Iranian state media and other pro-Iran voices have also depicted Israeli leadership and Israeli society in general as devolving into chaos due to Iranian drone and missile strikes.
- NewsGuard identifizierte fünf prominente israelische Politiker und deren Familienmitglieder, die angeblich durch iranische Angriffe getötet worden seien, darunter Premierminister Benjamin Netanjahu, Mossad-Chef David Barnea und Finanzminister Bezalel Smotrich. Diese Behauptungen sind haltlos.
Obwohl proiranische Behauptungen NewsGuards Datenbank dominieren, stammen nur wenige davon aus iranischen Staatsmedien. Dies könnte auf die Schäden zurückzuführen sein, die durch anhaltende US-amerikanische und israelische Bombardierungen an der iranischen Führung und Infrastruktur verursacht wurden, einschließlich des Beschusses des Hauptquartiers des Rundfunks der Islamischen Republik Iran. Darüber hinaus hatte NewsGuard bereits festgestellt, dass das iranische Regime im Vergleich zu Russland und China weit weniger Desinformation produziert. Stattdessen wurden die Behauptungen vor allem von pro-iranischen Social-Media-Konten aus der ganzen Welt verbreitet, etwa aus Südafrika, dem Vereinigten Königreich, dem Nahen Osten und Südasien.
- Tasnim News – mutmaßlich mit der Islamischen Revolutionsgarde verbunden – sowie der staatlich kontrollierte Sender Press TV verbreiteten zum Beispiel die Behauptung, Netanjahu sei bei Angriffen auf sein Büro getötet worden. Die Medien teilten veraltetes Videomaterial eines Hamas-Angriffs vom Oktober 2023 auf die israelische Stadt Aschdod, um Tel Aviv als Trümmerfeld darzustellen.
Tal Hagin, Analyst für Informationskriegsführung und Dozent für Medienkompetenz beim Geheimdienstunternehmen Golden Owl, teilte NewsGuard per E-Mail mit, dass die Flut falscher Behauptungen zwei Ziele verfolge: „Die Moral pro-iranischer Regierungsgruppen zu stärken und den nachweislichen Erfolg israelischer und US-amerikanischer Anschläge auf verschiedene iranische Führungspersonen zu kontern.”
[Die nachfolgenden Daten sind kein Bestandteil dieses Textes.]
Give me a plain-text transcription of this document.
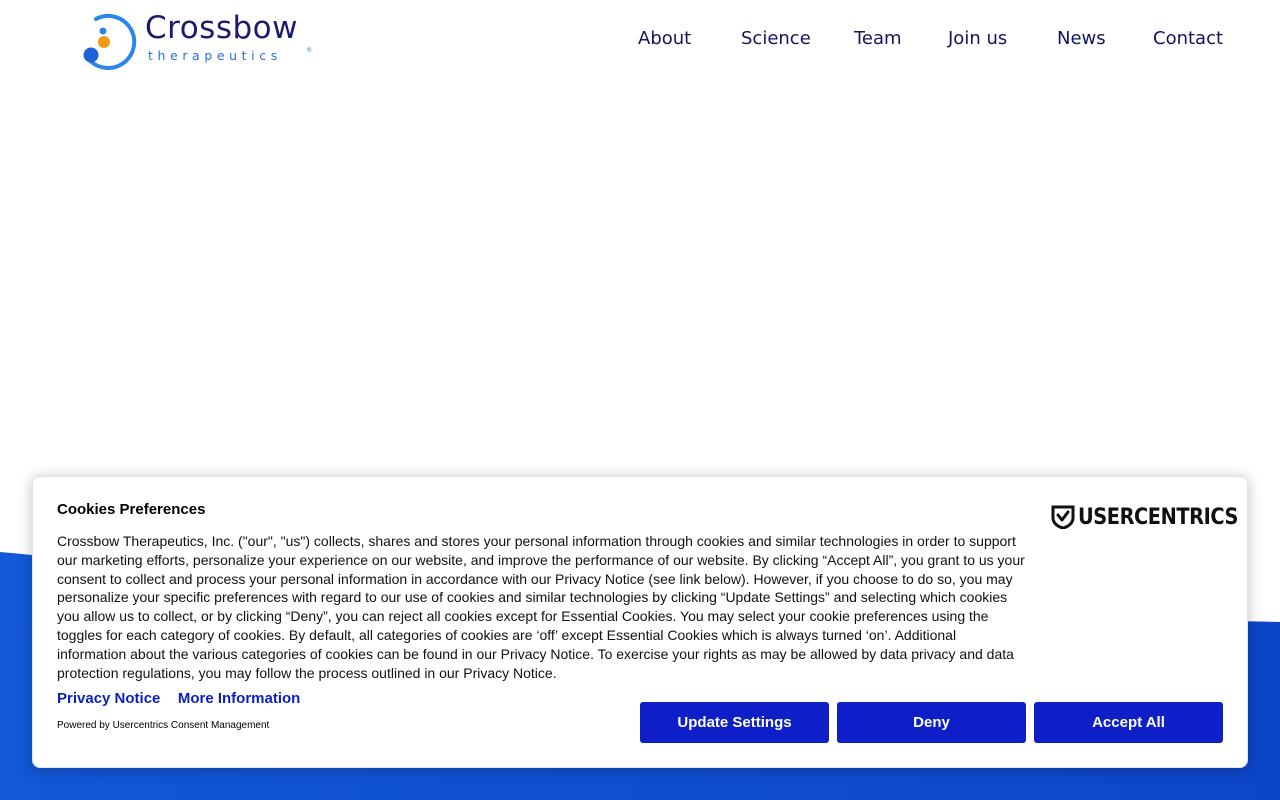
Crossbow
therapeutics	®
About	Science Team	Join us	News	Contact
Cookies Preferences	USERCENTRICS

Crossbow Therapeutics, Inc. ("our", "us") collects, shares and stores your personal information through cookies and similar technologies in order to support our marketing efforts, personalize your experience on our website, and improve the performance of our website. By clicking “Accept All”, you grant to us your consent to collect and process your personal information in accordance with our Privacy Notice (see link below). However, if you choose to do so, you may personalize your specific preferences with regard to our use of cookies and similar technologies by clicking “Update Settings” and selecting which cookies you allow us to collect, or by clicking “Deny”, you can reject all cookies except for Essential Cookies. You may select your cookie preferences using the toggles for each category of cookies. By default, all categories of cookies are ‘off’ except Essential Cookies which is always turned ‘on’. Additional information about the various categories of cookies can be found in our Privacy Notice. To exercise your rights as may be allowed by data privacy and data protection regulations, you may follow the process outlined in our Privacy Notice.

Privacy Notice More Information
Powered by Usercentrics Consent Management	Update Settings	Deny	Accept All
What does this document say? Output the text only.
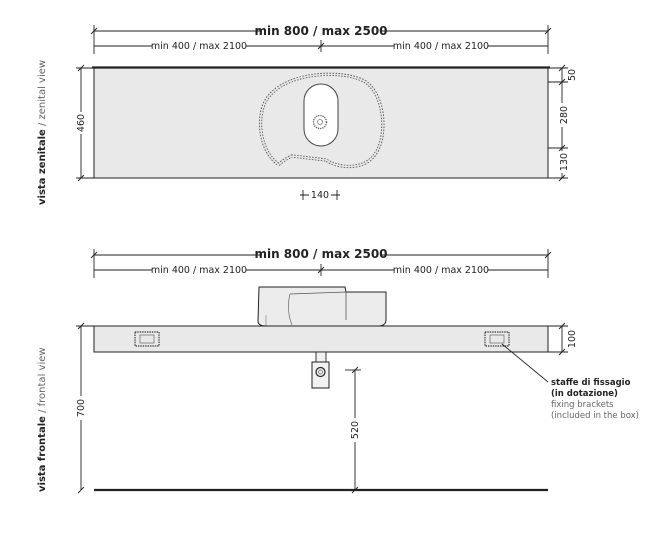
min 800 / max 2500
min 400 / max 2100	min 400 / max 2100
460
50
280
130
140
vista zenitale / zenital view
min 800 / max 2500
min 400 / max 2100	min 400 / max 2100
staffe di fissagio
(in dotazione)
fixing brackets
(included in the box)
100
700
520
vista frontale / frontal view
Hagin erklärte außerdem, bei den Behauptungen gehe es „nicht um die Fakten, sondern darum, wie sie die Menschen fühlen lassen”, und ergänzte: „Bis eine Behauptung widerlegt ist, ist das Publikum längst zur nächsten Geschichte übergegangen, und die alte bleibt nur noch als emotionaler Eindruck zurück.”
Wie oben erwähnt, enthielten acht Prozent der Behauptungen zum Iran-Krieg – also vier von 50 – pro-amerikanische oder pro-israelische Narrative.
- In der ersten Kriegswoche – der Krieg begann am 28. Februar 2026 – behaupteten Social-Media-Nutzer fälschlicherweise, der Iran habe die Verantwortung für den Bombenanschlag auf eine Grundschule in Minab übernommen, bei dem nach Angaben iranischer Gesundheitsbehörden 175 Menschen ums Leben kamen. Tatsächlich deuten vorläufige Ermittlungen darauf hin, dass die USA die Schule versehentlich aufgrund veralteter Zielinformationen getroffen haben.
Von recycelten zu KI-generierten Inhalten: NewsGuard stellte fest, dass in der ersten Kriegswoche die meisten falschen Narrative durch recyceltes, veraltetes Videomaterial gestützt wurden. Im weiteren Kriegsverlauf gingen pro-iranische Stimmen zunehmend dazu über, KI-generiertes Material zu verwenden, um Irans Kriegserfolge zu überzeichnen.